Smith’s pop culture legacy, meanwhile, has obviously been more than that of a striking model-actress-reality-star who died too young. Her story had so many stranger-than-fiction twists, it proved ripe for the retelling, be it via TV movies like 2007’s The Anna Nicole Smith Story starring Willa Ford or 2013’s Anna Nicole on Lifetime; the 2011 opera Anna Nicole; or the 2012 documentary Addicted to Fame, featuring disturbing footage compiled during the making of Illegal Aliens.
But for the better part of a decade there was an audience that had no idea what to do with Smith when she was alive, that only sat back and watched her decline, not knowing what it was exactly that they were watching, and probably figuring that nothing truly bad would happen in the end.

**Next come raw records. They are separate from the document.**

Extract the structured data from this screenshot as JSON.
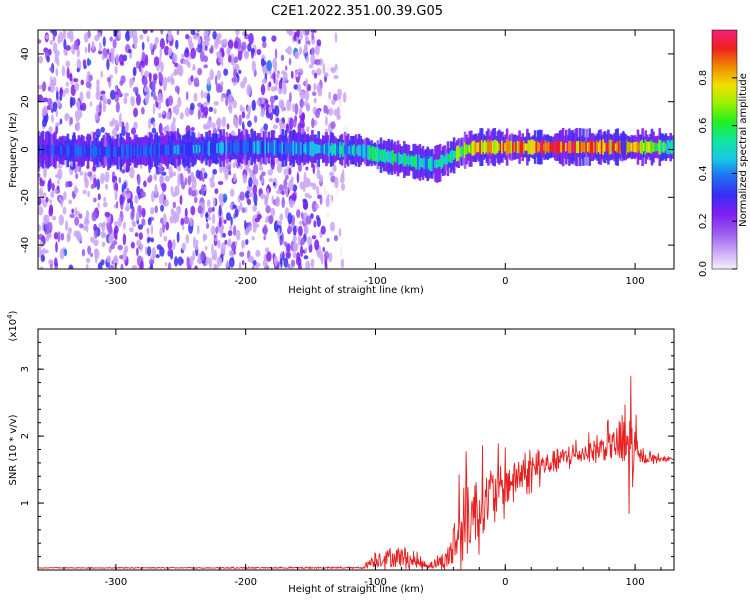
{
  "figure_title": "C2E1.2022.351.00.39.G05",
  "chart_data": [
    {
      "type": "heatmap",
      "xlabel": "Height of straight line (km)",
      "ylabel": "Frequency (Hz)",
      "xlim": [
        -360,
        130
      ],
      "ylim": [
        -50,
        50
      ],
      "x_ticks": [
        -300,
        -200,
        -100,
        0,
        100
      ],
      "y_ticks": [
        -40,
        -20,
        0,
        20,
        40
      ],
      "colorbar": {
        "label": "Normalized spectral amplitude",
        "range": [
          0.0,
          1.0
        ],
        "ticks": [
          0.0,
          0.2,
          0.4,
          0.6,
          0.8
        ],
        "colormap": [
          "#f4eefc",
          "#c9a4f5",
          "#9b59f0",
          "#7d1ff0",
          "#3a2cf5",
          "#1f6cf2",
          "#18c9e6",
          "#10e6a0",
          "#20f020",
          "#9cf000",
          "#f0e000",
          "#f08a00",
          "#f02020",
          "#f0207a"
        ]
      },
      "ridge": [
        {
          "x": -360,
          "y": 0
        },
        {
          "x": -300,
          "y": -1
        },
        {
          "x": -250,
          "y": 0
        },
        {
          "x": -200,
          "y": 1
        },
        {
          "x": -160,
          "y": 0.5
        },
        {
          "x": -130,
          "y": 0
        },
        {
          "x": -110,
          "y": -0.5
        },
        {
          "x": -100,
          "y": -2
        },
        {
          "x": -90,
          "y": -3
        },
        {
          "x": -80,
          "y": -4
        },
        {
          "x": -70,
          "y": -5
        },
        {
          "x": -60,
          "y": -6
        },
        {
          "x": -52,
          "y": -6
        },
        {
          "x": -45,
          "y": -4
        },
        {
          "x": -38,
          "y": -2
        },
        {
          "x": -30,
          "y": 0
        },
        {
          "x": -20,
          "y": 1
        },
        {
          "x": 0,
          "y": 1
        },
        {
          "x": 50,
          "y": 1
        },
        {
          "x": 90,
          "y": 1
        },
        {
          "x": 130,
          "y": 1
        }
      ],
      "ridge_amplitude": [
        {
          "x": -360,
          "a": 0.35
        },
        {
          "x": -250,
          "a": 0.4
        },
        {
          "x": -170,
          "a": 0.42
        },
        {
          "x": -130,
          "a": 0.5
        },
        {
          "x": -100,
          "a": 0.55
        },
        {
          "x": -70,
          "a": 0.55
        },
        {
          "x": -50,
          "a": 0.5
        },
        {
          "x": -30,
          "a": 0.7
        },
        {
          "x": -15,
          "a": 0.9
        },
        {
          "x": 10,
          "a": 0.85
        },
        {
          "x": 50,
          "a": 0.95
        },
        {
          "x": 90,
          "a": 0.9
        },
        {
          "x": 130,
          "a": 0.6
        }
      ],
      "noise_region_x": [
        -360,
        -120
      ]
    },
    {
      "type": "line",
      "xlabel": "Height of straight line (km)",
      "ylabel": "SNR (10 * v/v)",
      "y_multiplier": "(x10",
      "y_multiplier_exp": "4",
      "y_multiplier_close": ")",
      "xlim": [
        -360,
        130
      ],
      "ylim": [
        0,
        3.6
      ],
      "x_ticks": [
        -300,
        -200,
        -100,
        0,
        100
      ],
      "y_ticks": [
        1,
        2,
        3
      ],
      "line_color": "#e82020",
      "envelope": [
        {
          "x": -360,
          "base": 0.03,
          "spread": 0.01
        },
        {
          "x": -110,
          "base": 0.03,
          "spread": 0.02
        },
        {
          "x": -100,
          "base": 0.12,
          "spread": 0.25
        },
        {
          "x": -80,
          "base": 0.15,
          "spread": 0.35
        },
        {
          "x": -70,
          "base": 0.1,
          "spread": 0.2
        },
        {
          "x": -60,
          "base": 0.05,
          "spread": 0.1
        },
        {
          "x": -45,
          "base": 0.1,
          "spread": 0.3
        },
        {
          "x": -35,
          "base": 0.4,
          "spread": 1.4
        },
        {
          "x": -25,
          "base": 0.7,
          "spread": 1.1
        },
        {
          "x": -10,
          "base": 1.0,
          "spread": 0.9
        },
        {
          "x": 10,
          "base": 1.3,
          "spread": 0.55
        },
        {
          "x": 40,
          "base": 1.6,
          "spread": 0.35
        },
        {
          "x": 60,
          "base": 1.7,
          "spread": 0.3
        },
        {
          "x": 85,
          "base": 1.8,
          "spread": 0.5
        },
        {
          "x": 95,
          "base": 1.6,
          "spread": 1.9
        },
        {
          "x": 103,
          "base": 1.65,
          "spread": 0.2
        },
        {
          "x": 130,
          "base": 1.65,
          "spread": 0.02
        }
      ]
    }
  ]
}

Yet Anna Nicole Smith’s story didn’t have a happy ending. Instead it remains a cautionary reminder that there’s always a real person on the other side of that lens.
“The thing about Anna was…it was almost like a split personality,” Birkhead said. “Because when the camera was going, she was a whole different thing…that was more, to me, an act than it was the real person, who she was.”